2312 - РОБИНСОН КИМ СТЭНЛИ 17 стр.


Но Свон это не нравилось. Этот день казался хуже предыдущих. Она даже пошла медленнее, чего никогда еще не бывало; Вараму пришлось остановиться и ждать ее, чтобы не уйти далеко вперед.

— Ты в порядке? — спросил он, когда Свон догнала его.

— Нет. Чувствую себя дерьмово. Думаю, начинается. Ты что-нибудь чувствуешь?

У Варама ныли ноги и колени. Но лодыжки были в порядке. И спина не болела, когда он начинал идти.

— Тело болит, — признался он.

— Меня беспокоит эта последняя солнечная вспышка. Когда видишь такую, более быстрое излучение уже настигло тебя. Боюсь, мы поджарились. Я себя ужасно чувствую.

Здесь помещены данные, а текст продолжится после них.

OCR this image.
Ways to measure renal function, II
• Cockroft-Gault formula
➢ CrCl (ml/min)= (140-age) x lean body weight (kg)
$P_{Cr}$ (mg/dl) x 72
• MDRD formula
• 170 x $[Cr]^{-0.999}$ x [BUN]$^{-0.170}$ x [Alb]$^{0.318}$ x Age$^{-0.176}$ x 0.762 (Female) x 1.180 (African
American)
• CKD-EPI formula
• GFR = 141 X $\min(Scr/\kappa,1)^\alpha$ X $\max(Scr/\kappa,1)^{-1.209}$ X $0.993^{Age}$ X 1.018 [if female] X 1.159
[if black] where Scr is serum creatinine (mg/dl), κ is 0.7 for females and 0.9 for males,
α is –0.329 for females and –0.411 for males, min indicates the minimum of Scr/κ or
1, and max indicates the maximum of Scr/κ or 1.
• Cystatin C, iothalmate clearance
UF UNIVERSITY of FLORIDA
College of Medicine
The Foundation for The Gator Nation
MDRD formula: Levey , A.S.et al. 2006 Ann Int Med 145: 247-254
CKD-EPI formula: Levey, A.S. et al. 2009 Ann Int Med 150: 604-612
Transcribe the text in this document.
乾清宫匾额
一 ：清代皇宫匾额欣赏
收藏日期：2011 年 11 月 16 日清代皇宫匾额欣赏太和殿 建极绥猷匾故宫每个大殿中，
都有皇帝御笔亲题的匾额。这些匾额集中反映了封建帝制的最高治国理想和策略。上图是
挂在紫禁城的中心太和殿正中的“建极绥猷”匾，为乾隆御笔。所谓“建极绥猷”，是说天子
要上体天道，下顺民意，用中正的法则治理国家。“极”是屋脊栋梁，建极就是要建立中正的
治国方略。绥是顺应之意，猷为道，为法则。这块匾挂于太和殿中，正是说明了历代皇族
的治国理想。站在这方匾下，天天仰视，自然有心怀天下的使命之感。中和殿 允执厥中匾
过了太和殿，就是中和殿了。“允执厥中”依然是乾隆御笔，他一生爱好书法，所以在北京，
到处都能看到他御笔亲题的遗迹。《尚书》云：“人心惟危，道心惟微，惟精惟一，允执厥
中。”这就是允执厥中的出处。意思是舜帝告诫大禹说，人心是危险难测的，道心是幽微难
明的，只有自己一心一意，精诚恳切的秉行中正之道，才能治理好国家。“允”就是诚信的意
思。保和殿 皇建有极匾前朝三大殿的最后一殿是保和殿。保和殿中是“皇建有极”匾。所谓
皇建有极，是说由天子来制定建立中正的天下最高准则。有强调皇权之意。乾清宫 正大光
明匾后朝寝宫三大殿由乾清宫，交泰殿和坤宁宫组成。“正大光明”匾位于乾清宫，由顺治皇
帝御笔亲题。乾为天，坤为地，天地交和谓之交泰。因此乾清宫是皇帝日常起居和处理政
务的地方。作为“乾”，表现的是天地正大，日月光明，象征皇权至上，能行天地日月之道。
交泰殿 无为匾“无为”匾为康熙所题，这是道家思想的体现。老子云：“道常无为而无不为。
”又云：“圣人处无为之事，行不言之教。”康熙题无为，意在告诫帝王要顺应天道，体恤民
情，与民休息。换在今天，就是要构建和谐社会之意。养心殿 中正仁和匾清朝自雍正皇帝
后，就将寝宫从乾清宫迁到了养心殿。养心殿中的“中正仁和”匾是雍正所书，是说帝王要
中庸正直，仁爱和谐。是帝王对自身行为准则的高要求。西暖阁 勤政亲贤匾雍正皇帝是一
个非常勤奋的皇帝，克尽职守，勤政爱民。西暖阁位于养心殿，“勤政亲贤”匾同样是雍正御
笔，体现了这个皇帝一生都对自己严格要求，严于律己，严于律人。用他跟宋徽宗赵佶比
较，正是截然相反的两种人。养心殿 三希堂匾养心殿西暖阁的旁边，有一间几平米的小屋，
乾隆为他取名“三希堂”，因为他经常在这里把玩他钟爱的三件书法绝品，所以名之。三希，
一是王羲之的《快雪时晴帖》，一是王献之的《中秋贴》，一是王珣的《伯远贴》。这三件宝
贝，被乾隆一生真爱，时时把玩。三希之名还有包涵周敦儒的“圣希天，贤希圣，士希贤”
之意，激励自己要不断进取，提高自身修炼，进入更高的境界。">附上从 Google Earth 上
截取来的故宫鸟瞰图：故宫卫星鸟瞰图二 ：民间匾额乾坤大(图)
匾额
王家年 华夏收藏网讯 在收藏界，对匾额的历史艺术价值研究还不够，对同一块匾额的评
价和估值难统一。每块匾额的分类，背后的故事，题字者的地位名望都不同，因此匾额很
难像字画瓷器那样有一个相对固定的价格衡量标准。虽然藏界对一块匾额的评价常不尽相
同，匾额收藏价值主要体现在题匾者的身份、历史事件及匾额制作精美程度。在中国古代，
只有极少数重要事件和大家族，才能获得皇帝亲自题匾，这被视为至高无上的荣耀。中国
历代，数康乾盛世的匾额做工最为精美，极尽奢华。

— Мне немного больно, и все. Но ведь ты прикрыла меня у лифта.

— Вероятно, мы получили разные дозы. Надеюсь. Спросим дикарей, как они.

Спросили на следующем привале; судя по выражению их лиц, солнцеходы ждали так долго, что начали тревожиться.

— Как дела? — спросил Трон.

— Мне плохо, — ответила Свон. — Как вы трое?

Они переглянулись.

— Все в порядке, — сказал Трон.

— Ни тошноты, ни поноса? Голова не болит, мышцы не ноют? Волосы не выпадают?

Солнцеходы снова переглянулись, пожали плечами. Они тогда успели спуститься в лифте.

— Я не очень хочу есть, — сказал Нар, — но и пища здесь не слишком хорошая.

— У меня рука еще болит, — добавил Трон.

Свон, негодуюя, посмотрела на них. Солнцеходы молодые и сильные, они делают то же, что всегда, только под землей и против движения солнца. Она посмотрела на Варама.

— А как ты?

— Устал, — ответил Варам. — Не могу идти быстрей, чем сейчас, или дольше без перерывов.

Свон кивнула.

— Я тоже. Я, наверно, пойду еще медленнее. Поэтому, может, вам втроем пойти вперед? А когда дойдете до заката или встретите людей, расскажете им о нас.

Солнцеходы кивнули.

— Как узнать, когда мы будем на месте? — спросил Трон.

— Через две недели на очередной станции можете подняться на лифте и выглянуть.

— Хорошо. — Трон посмотрел на Тора и Нара, те кивнули. — Мы пришлем помощь.

— Отлично. Не слишком спешите, старайтесь не пораниться.

После этого Варам и Свон шли одни. Час ходьбы, полчаса отдыха, снова и снова — девять раз; потом долгая еда и сон. Час — это много; девять часов их переходов с отдыхом казались двумя неделями. Время от времени путники свистели, но Свон плохо себя чувствовала, а Варам не хотел свистеть один — только если она просила. Иногда Свон останавливалась и уходила в туннель облегчиться.

— У меня понос, — сказала она однажды. — Нужно очистить скафандр.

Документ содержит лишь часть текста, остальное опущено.